BIPA has resulted in some high-profile cases and settlements, not least the $650 million Facebook class-action settlement from earlier this month.
In February I spoke to the American Civil Liberties Union (ACLU) of Illinois, which is suing facial recognition company Clearview AI under BIPA.
Clearview’s business model involves hoovering up social media photos (including, mostly likely, yours) without notice or consent, extracting unique biometric data about the subjects’ faces, sorting them into a searchable database, and selling access to that database to police and, until recently, private companies.
It’s just one state law. If it gets repealed, what’s the big deal?
The stitching-together of America’s patchwork of privacy laws has been one of the big stories of 2021 so far.

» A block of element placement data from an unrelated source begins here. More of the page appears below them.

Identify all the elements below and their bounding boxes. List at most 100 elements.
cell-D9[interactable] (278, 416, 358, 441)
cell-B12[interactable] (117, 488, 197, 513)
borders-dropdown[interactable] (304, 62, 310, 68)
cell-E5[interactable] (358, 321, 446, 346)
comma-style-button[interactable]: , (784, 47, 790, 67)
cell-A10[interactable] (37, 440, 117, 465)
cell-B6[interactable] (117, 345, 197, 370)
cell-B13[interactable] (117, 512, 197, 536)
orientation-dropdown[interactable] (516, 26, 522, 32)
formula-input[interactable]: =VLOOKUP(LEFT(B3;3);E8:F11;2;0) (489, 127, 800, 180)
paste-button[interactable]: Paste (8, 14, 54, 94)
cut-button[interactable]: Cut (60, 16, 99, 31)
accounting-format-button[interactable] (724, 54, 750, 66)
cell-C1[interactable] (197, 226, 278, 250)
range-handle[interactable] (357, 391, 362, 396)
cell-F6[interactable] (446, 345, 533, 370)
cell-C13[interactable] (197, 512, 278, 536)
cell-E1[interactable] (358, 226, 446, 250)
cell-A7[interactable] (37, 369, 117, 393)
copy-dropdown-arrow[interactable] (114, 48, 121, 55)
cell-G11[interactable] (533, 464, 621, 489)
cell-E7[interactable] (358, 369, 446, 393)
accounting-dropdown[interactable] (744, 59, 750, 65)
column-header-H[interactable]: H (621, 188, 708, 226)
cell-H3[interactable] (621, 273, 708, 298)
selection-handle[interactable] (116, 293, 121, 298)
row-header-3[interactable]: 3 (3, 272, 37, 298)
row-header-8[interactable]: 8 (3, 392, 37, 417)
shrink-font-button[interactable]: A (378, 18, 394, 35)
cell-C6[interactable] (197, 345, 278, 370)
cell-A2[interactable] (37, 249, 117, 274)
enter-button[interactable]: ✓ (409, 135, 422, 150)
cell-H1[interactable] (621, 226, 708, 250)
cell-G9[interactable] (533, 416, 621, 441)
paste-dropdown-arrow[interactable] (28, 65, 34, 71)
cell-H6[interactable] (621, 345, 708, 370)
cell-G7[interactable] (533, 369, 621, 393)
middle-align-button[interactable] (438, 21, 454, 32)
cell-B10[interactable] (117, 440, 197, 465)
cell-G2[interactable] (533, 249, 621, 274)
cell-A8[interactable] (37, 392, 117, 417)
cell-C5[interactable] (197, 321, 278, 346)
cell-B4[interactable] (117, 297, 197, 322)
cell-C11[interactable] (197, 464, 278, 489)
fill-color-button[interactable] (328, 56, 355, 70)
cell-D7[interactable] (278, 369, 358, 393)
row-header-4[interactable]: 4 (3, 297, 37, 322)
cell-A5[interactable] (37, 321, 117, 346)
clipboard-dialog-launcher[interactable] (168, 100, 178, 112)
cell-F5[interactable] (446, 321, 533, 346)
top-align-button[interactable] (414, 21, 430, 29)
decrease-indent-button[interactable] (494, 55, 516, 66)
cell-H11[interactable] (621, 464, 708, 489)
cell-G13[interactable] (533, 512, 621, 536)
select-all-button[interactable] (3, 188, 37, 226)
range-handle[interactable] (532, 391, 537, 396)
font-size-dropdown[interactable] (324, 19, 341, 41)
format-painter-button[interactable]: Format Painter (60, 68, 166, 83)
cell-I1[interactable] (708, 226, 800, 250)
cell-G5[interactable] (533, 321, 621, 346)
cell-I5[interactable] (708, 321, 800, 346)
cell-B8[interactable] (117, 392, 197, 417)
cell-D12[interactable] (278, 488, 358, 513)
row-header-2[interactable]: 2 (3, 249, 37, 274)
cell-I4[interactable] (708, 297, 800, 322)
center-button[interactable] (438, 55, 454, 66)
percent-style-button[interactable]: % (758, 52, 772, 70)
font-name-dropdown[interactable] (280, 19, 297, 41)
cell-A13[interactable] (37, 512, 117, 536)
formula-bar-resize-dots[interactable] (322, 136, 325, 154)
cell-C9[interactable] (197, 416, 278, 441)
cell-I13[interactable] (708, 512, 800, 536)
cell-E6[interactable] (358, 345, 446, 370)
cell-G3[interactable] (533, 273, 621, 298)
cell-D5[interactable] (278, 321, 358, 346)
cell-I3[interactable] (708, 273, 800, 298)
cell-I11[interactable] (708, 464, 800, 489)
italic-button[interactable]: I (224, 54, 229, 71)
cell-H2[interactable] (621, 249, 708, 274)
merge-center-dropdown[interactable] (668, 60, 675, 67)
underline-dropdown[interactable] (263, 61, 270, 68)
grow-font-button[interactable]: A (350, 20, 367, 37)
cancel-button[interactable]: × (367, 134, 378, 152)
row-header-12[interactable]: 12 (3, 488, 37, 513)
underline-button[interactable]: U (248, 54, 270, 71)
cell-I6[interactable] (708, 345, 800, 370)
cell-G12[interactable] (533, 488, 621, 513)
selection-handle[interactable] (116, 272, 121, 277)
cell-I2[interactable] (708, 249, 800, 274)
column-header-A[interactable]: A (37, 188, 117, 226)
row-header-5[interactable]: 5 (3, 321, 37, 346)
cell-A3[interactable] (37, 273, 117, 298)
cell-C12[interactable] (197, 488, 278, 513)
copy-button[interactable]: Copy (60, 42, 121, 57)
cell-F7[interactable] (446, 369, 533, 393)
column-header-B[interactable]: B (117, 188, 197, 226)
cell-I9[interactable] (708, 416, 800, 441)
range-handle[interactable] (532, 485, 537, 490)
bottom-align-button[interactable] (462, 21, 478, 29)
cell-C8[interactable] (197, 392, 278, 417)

But the country still lacks meaningful, rights-based privacy protection for much of its population.
Other than BIPA, there is no effective U.S. law prohibiting and companies like Facebook and Clearview from gathering biometric information without consent (although that may change soon).
This will change when Virginia’s Consumer Data Protection Act (CPDA) comes into force. However, this law has no private right of action, so there will be less incentive for businesses to comply with it.
Repealing or amending BIPA would be a huge step backward for U.S. privacy law, at a time when it seems to be moving forward faster than ever.